A História dos Joões

João e João nasceram no mesmo ano, mês, dia e hora. Apesar do nome, do signo e ascendente zodiacal, havia uma grande diferença entre os dois.

A mãe de João sentiu as primeiras contrações durante um chá com as amigas no country club, a mãe de João, por outro lado, lavava uma pilha de roupa suja para a patroa.

João nasceu numa clínica particular. João quase foi parido no corredor dum hospital público, cercado de infectos da dengue e baleados.

João cresceu numa cobertura dum bairro nobre, freqüentou as melhores escolas da cidade, fazia aula de inglês, natação, judô, tinha um videogame de última geração. João morava numa palafita, suspendendo-se sobre um esgoto de rio. Só freqüentava a escola pública por causa da merenda e também para não ter ficar ouvindo a ladainha da mãe de que “sem escola não há futuro”. Vendia chiclete nos cruzamentos, furtava ocasionalmente alguns otários, cheirava cola, mas logo avançou para o crack.

João ingressou na faculdade de Direito. João era um habitué da Cracolândia.

João arranjou uma namorada. João engravidou uma vagabunda qualquer.

João se formou, casou-se, comprou um apartamento, abriu seu escritório. João reuniu um bando, roubaram bancos, casas lotéricas, seqüestraram executivos.

João se tornou parceiro duma grande firma de advocacia. João foi preso pela terceira vez.

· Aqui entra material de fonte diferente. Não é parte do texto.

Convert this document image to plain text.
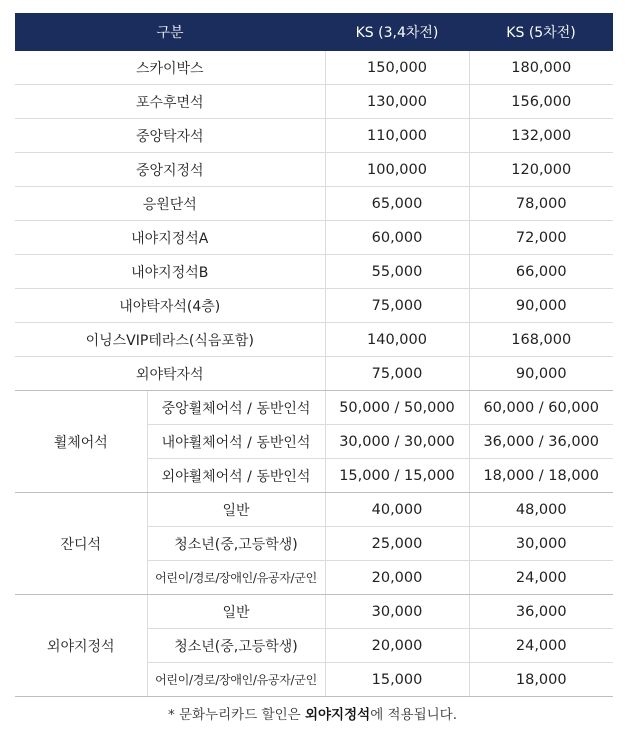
구분		KS (3,4차전)	KS (5차전)
스카이박스		150,000	180,000
포수후면석		130,000	156,000
중앙탁자석		110,000	132,000
중앙지정석		100,000	120,000
응원단석		65,000	78,000
내야지정석A		60,000	72,000
내야지정석B		55,000	66,000
내야탁자석(4층)		75,000	90,000
이닝스VIP테라스(식음포함)		140,000	168,000
외야탁자석		75,000	90,000
휠체어석	중앙휠체어석 / 동반인석	50,000 / 50,000	60,000 / 60,000
	내야휠체어석 / 동반인석	30,000 / 30,000	36,000 / 36,000
	외야휠체어석 / 동반인석	15,000 / 15,000	18,000 / 18,000
잔디석	일반	40,000	48,000
	청소년(중,고등학생)	25,000	30,000
	어린이/경로/장애인/유공자/군인	20,000	24,000
외야지정석	일반	30,000	36,000
	청소년(중,고등학생)	20,000	24,000
	어린이/경로/장애인/유공자/군인	15,000	18,000
* 문화누리카드 할인은 외야지정석에 적용됩니다.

João teve a maior alegria da vida: o nascimento de sua filha. João foi alvejado pelo polícia durante uma tentativa de fuga do presídio.

***

A Morte, pálida e em trajes negros, como que saída dum filme de Ingmar Bergman, vagava pelo hospital da carceragem. Tinha um nome em sua lista: João Ribeiro.

Ela parou diante do moribundo, que estertorava após receber treze tiros, e refletiu.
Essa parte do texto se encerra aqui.